I still have the 7/8; I called to make an appointment for the adjustments and the evaluation of the slice/scratch/cut thing last Saturday and the people who I needed to look at it weren’t there. I’ll call them at the Montreal store this week and make an appointment with them for Friday night. Rental is $75 per month for a cello for at least two months, and 70% of the rental fee goes toward eventual purchase of whatever, which is good news. I had a very frustrating cello lesson on Sunday, which I would like to think means I’m plateauing and am about to make some sort of brilliant breakthrough, but I suspect only reflects the general fatigue and frustration of the weekend. We’d been invited out for dinner Saturday night but had to decline due to a previous engagement, which ended up being cancelled by the other person involved two hours before it was supposed to begin, which didn’t do much for my mood this weekend, either. Especially since we’d had a second invitation for Saturday night that we’d also turned down.

On the other hand, the boy had his first official pagan playgroup session yesterday morning (which he is already calling ‘circle’) and had a blast casting the circle with singing and instrument-playing and marching, talking about spring and the return of the sun, planting seeds and making Brigid’s crosses out of pipe-cleaners, then having a snack afterwards. I suspect that he would much prefer something more frequent than once a month.
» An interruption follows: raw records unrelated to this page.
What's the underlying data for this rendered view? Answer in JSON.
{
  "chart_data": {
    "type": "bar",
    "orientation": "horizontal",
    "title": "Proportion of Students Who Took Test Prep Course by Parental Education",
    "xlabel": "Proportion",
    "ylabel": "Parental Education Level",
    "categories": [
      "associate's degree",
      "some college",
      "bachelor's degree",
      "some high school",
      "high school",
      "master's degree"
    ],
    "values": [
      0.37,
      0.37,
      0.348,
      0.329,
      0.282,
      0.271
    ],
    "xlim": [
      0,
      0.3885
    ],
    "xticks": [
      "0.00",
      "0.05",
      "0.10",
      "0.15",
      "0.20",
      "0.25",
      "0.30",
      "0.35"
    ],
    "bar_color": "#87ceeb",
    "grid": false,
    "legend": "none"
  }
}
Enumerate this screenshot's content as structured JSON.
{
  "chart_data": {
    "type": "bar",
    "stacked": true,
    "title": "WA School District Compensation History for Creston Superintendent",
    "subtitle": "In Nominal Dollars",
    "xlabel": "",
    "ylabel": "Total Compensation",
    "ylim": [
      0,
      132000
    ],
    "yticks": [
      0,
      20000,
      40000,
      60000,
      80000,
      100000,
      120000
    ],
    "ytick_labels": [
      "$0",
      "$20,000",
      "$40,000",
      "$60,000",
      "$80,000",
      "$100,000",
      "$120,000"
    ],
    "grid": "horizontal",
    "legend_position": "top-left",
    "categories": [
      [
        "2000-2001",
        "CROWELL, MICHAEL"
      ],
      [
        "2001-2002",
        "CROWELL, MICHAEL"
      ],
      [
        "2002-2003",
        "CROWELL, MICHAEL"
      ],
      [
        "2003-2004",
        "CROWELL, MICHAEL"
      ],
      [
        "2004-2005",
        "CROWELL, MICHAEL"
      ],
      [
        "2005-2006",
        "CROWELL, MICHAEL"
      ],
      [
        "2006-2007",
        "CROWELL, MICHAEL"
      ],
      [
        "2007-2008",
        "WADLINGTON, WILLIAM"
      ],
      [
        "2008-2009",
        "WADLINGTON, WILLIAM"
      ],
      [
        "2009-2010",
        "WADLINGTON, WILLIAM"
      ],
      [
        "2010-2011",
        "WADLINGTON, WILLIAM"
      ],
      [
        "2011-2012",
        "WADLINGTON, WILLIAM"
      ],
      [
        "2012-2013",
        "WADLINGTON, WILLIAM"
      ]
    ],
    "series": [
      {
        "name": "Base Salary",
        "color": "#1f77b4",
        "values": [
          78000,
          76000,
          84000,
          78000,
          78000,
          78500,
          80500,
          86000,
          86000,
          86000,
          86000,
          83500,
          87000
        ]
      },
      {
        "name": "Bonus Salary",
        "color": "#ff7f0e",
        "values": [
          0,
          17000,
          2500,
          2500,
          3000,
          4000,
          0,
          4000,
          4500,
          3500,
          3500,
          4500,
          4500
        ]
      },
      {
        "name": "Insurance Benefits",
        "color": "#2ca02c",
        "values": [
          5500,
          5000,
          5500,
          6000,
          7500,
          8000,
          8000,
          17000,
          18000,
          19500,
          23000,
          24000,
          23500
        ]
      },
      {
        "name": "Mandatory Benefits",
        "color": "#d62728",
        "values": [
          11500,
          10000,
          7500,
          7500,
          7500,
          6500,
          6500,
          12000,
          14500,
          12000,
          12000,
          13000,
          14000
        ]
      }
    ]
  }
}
I’ve finally downloaded iTunes to test-run it as a possible alternative to WMP and purchasing music via eMusic. Other than that, I am generally exhausted, and have had not-nice headaches the past three days. But I ate a piece of chocolate cake for breakfast. So there.

In Which She Apologizes


Dear new guest conductor,

I’m really, really sorry for panicking about the second bassoon part you asked me to play for the L’Arlesienne suite two nights ago at rehearsal. I agree that it was really needed so we could fill in the missing bits, and I was willing to give it a shot on the cello until you handed me the music. I was having a really bad day, and all I saw was multiple flats and tenor clef, and I knew I couldn’t sight-read it. Thank gods for M, who was willing to give it a shot (and pulled it off creditably, too). I’m pretty ashamed of myself, especially because it turned out that I could have done it as the crucial bit she ended up playing in that exposed part was in fact in bass clef and nice relaxed eighth notes. But her intonation while sight-reading is probably more reliable than mine anyway.

Just wanted to say I was sorry. And I should apologize to M again too, who was almost as flustered as I was about the music, even though I probably already apologized to her too many times during and after the rehearsal. I feel awful about it.

But hey, how about that sight-reading of the third movement of Scheherazade? Pretty good, hunh?

Sincerely,
the cellist in the second chair

Sigh

Why, snow-clearing crews, why must you always plough a snowbank across the end of my driveway ten minutes before I plan to leave in the car?

ETA: Oh, hey, wow; the machines are actually going by and removing the pile of prepared snow like they’re supposed to. I’m positively stunned at the efficiency of today’s operation. Usually the pile of snow gets left for half an hour or so.

Done

My latest assignment has been handed in, and I’m exhausted. This one really drained me. I’ve told them that I need to take a couple of weeks off to work on my other stuff; I can’t keep juggling it all.

I can’t face opening Orchestrated right now. I need to walk away from the computer for a bit. I’d start messing about with the lightsaber pattern but I don’t have the correct size DPNs or yarn. I’ll work on my slippers instead.

I wish I could muster up some enthusiasm for orchestra tonight. All I want to do is have a hot bath and go to bed. I’m having a lot of problems managing my energy levels these days, which is mostly fibro-related, and somewhat connected to the weather and the season as well.

Hrm. Taking a couple of Tylenol might help, too.